Główne pojęcia
Large language models can leverage query-aware demo generation to enhance their ability to generalize beyond the provided demonstrations and solve out-of-demonstration queries.
Streszczenie
The paper presents a novel prompting method called SELF-DEMOS that aims to elicit the out-of-demonstration (OOD) generalizability in large language models (LLMs). The key idea is to generate query-aware demonstrations that strategically interpolate between existing demonstrations and the given OOD query, transforming the query from OOD to in-demonstration (ID).
The authors first construct a dataset called OOD-Toolset, which features tool-using scenarios with real-world APIs and OOD queries that require different sub-APIs compared to the provided seed demonstrations. They then introduce the SELF-DEMOS workflow, which consists of four steps:
- Query Understanding: The model is prompted to provide a general understanding of the user query, simplifying the complexity of the subsequent analysis.

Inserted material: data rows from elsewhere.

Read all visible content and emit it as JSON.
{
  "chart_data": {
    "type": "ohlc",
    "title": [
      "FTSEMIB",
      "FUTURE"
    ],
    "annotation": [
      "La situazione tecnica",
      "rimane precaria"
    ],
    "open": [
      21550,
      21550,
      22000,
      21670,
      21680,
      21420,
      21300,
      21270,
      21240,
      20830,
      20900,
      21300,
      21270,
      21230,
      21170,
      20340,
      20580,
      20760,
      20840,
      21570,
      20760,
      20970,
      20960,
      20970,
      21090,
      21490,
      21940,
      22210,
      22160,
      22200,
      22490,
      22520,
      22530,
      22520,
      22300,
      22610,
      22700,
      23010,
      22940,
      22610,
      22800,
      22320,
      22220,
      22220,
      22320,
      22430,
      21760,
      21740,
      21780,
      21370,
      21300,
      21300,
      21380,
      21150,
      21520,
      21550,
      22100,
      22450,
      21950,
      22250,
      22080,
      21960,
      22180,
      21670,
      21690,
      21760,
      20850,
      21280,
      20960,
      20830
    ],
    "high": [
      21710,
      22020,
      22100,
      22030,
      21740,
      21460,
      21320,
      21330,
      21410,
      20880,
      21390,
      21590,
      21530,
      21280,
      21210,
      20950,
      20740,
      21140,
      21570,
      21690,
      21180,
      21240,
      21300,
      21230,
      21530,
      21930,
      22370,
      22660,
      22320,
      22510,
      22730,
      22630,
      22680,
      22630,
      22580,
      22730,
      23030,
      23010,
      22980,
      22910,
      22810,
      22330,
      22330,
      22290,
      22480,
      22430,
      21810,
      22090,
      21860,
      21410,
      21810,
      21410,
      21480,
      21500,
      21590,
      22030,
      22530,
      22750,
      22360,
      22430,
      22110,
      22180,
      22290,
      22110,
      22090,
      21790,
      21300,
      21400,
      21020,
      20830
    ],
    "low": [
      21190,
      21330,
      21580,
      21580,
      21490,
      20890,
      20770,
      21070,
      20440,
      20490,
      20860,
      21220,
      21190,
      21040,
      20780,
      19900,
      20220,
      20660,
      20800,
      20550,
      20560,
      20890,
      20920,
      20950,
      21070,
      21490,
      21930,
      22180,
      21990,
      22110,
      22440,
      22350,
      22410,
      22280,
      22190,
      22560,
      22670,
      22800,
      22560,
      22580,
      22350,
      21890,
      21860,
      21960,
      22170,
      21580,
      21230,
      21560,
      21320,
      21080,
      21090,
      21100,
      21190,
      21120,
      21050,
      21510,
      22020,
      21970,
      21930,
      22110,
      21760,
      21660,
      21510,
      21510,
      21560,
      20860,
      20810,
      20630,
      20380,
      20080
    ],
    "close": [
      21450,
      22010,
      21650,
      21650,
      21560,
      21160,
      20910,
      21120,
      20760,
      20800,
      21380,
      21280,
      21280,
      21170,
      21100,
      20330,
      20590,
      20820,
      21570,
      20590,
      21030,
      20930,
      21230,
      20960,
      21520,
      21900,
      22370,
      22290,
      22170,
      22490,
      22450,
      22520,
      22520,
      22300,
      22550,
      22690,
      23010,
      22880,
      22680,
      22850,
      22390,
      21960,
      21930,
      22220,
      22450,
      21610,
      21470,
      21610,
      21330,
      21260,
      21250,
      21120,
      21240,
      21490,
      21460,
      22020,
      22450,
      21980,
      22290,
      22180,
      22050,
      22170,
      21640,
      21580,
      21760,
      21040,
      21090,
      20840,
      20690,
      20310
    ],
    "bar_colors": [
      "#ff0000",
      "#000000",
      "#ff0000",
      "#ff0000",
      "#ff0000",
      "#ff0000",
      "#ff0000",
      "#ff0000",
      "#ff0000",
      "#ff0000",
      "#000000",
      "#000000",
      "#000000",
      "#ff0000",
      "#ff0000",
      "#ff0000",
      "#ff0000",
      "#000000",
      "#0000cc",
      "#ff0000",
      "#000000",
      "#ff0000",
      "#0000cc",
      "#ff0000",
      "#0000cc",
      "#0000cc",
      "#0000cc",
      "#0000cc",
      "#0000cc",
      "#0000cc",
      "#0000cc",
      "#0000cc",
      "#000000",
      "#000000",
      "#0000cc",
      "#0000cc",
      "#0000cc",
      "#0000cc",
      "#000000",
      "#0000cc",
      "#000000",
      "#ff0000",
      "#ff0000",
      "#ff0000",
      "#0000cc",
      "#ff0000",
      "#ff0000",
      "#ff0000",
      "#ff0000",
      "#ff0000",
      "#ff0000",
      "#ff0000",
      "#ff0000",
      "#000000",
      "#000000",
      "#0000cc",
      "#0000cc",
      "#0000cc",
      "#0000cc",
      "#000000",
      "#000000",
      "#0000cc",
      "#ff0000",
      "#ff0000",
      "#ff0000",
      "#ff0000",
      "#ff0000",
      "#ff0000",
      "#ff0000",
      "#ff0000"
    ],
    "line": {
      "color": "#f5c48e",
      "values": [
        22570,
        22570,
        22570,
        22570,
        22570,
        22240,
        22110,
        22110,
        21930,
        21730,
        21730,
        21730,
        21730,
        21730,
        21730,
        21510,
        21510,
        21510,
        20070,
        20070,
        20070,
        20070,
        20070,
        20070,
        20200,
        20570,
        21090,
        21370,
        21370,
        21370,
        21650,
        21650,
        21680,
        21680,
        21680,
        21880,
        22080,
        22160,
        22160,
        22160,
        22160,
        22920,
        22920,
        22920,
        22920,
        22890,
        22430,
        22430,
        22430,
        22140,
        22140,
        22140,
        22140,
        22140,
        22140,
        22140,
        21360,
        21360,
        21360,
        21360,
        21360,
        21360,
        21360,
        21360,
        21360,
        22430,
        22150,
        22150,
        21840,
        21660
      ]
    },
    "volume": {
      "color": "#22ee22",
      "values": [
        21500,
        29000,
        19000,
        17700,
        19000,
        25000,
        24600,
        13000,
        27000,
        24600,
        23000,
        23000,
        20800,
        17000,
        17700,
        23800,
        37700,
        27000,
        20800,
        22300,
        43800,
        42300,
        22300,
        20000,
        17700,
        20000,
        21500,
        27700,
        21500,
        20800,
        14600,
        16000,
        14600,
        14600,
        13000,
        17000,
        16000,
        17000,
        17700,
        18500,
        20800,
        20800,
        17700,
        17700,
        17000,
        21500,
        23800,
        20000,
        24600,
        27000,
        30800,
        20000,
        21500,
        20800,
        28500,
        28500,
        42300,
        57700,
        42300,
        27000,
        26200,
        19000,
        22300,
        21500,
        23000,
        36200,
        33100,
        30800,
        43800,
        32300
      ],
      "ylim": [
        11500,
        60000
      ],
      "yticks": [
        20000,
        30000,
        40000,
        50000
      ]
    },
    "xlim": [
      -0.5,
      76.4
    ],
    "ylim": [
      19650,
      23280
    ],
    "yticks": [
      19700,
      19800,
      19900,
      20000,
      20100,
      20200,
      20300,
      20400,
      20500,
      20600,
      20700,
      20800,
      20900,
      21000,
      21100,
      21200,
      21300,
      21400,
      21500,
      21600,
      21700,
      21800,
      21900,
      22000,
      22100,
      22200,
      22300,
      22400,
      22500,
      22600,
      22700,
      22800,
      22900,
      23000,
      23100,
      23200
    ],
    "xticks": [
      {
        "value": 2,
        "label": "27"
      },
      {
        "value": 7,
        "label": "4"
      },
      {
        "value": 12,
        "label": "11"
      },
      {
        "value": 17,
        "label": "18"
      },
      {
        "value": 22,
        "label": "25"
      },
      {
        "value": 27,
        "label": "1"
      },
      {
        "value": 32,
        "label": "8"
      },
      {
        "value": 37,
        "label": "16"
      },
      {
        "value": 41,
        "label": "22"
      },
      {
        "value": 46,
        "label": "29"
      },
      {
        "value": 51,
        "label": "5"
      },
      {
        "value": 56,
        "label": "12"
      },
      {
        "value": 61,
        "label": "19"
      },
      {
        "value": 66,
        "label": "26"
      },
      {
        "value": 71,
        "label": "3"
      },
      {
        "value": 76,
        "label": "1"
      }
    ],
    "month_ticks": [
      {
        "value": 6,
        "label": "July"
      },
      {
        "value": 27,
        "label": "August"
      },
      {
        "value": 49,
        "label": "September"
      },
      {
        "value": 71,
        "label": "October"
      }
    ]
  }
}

- Query-aware Demo Generation: The model generates N demos that strategically interpolate between the seed demos and the given query.
- Best-of-N Sampling: The model selects the K best demos from the N generated ones based on criteria like accuracy, relevance, and potential helpfulness.
- Response Generation: The model uses the selected demos along with the seed demos to generate the final response.
Extensive experiments on the OOD-Toolset, GSM8K, and MATH datasets show that SELF-DEMOS outperforms state-of-the-art baselines in solving OOD queries. The authors also conduct ablation studies and analyses to validate the effectiveness and generalization of their approach across different model sizes and task complexities.
Statystyki
The OOD-Toolset dataset contains over 300 real-world APIs and 1,057 instances, each with 3 seed demos and 1 OOD query.
The GSM8K dataset has 1,319 instances, with manually created outliers for the OOD setting.
The MATH dataset has 1,000 instances, with problems from the same level but different subjects for the OOD setting.
Cytaty
"Large language models (LLMs) have shown promising abilities of in-context learning (ICL), adapting swiftly to new tasks with only few-shot demonstrations."
"When faced with out-of-demonstration (OOD1) queries, methods that rely on hand-crafted demos or external retrievers might fail."
"By strategically interpolating, we can derive more relevant and accurate demos from existing ones, which have proven helpful for the final response."